灼熱の白夜よりも熱い恋をきみと


 あかねは考え込む。文香はあたしよりも背が高くて頭もいい。美人で前向きで、何をするにも行動的。放送部も文香に誘われて入部したようなものだ。自分でイベントの企画をして、すぐに彼氏を作ってしまった。そして手を繋いだとあたしに自慢している。

 手を繋ぐ、というひとことに、あかねの中にある劣等感が紐付けされ、深層心理からズルズルと引っ張り出さ出てきた。

 あかねはキッ、としおんを見返す。

 しおんくんは見た目はイケメンだ、なんか嫌だけど。頭も抜群に良い、なんか癪だけど。そして背も高くスタイルも文句ない、ずるいなぁと思うけど。

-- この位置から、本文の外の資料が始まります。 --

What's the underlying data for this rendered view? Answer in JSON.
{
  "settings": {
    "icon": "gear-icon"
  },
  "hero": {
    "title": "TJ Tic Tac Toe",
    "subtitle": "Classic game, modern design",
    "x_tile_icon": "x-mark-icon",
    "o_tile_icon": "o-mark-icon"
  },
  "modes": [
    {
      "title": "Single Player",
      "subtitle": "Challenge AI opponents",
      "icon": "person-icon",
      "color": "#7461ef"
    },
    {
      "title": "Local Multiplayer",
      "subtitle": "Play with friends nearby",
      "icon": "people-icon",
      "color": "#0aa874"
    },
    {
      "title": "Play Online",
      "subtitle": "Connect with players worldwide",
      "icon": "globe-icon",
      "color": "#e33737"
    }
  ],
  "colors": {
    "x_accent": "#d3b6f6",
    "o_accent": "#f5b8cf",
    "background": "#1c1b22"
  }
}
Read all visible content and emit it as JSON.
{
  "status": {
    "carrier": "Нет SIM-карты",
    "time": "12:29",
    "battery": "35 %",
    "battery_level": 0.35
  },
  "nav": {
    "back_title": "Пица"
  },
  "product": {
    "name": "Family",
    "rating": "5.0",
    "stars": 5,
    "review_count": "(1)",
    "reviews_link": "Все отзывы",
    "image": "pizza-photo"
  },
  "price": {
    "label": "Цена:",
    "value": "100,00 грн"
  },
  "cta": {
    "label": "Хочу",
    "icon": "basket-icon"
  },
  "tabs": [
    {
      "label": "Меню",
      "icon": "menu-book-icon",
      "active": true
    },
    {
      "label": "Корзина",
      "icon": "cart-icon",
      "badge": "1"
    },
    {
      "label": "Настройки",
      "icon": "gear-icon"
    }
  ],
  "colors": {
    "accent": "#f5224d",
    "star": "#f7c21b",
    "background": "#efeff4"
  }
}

 中身さえごまかせれば、建前の彼氏としては最高じゃないかしら?

 そこであかねの胸中にはとある作戦が浮かんだ。

 果たしてクラスメートはどれだけ彼のことを知っているのだろう? 神出鬼没の水着好きのメカオタクの変人という噂が立っているだけだ。まぁ、事実だけど。

 だけどあたしが彼のイメージを上方修正させられたらみんな、あたしのことを羨ましいと思うかも。しおんくんは実は「金の卵」だったのに、って。

 あかねは決心する。そして満面の笑みで返事をする。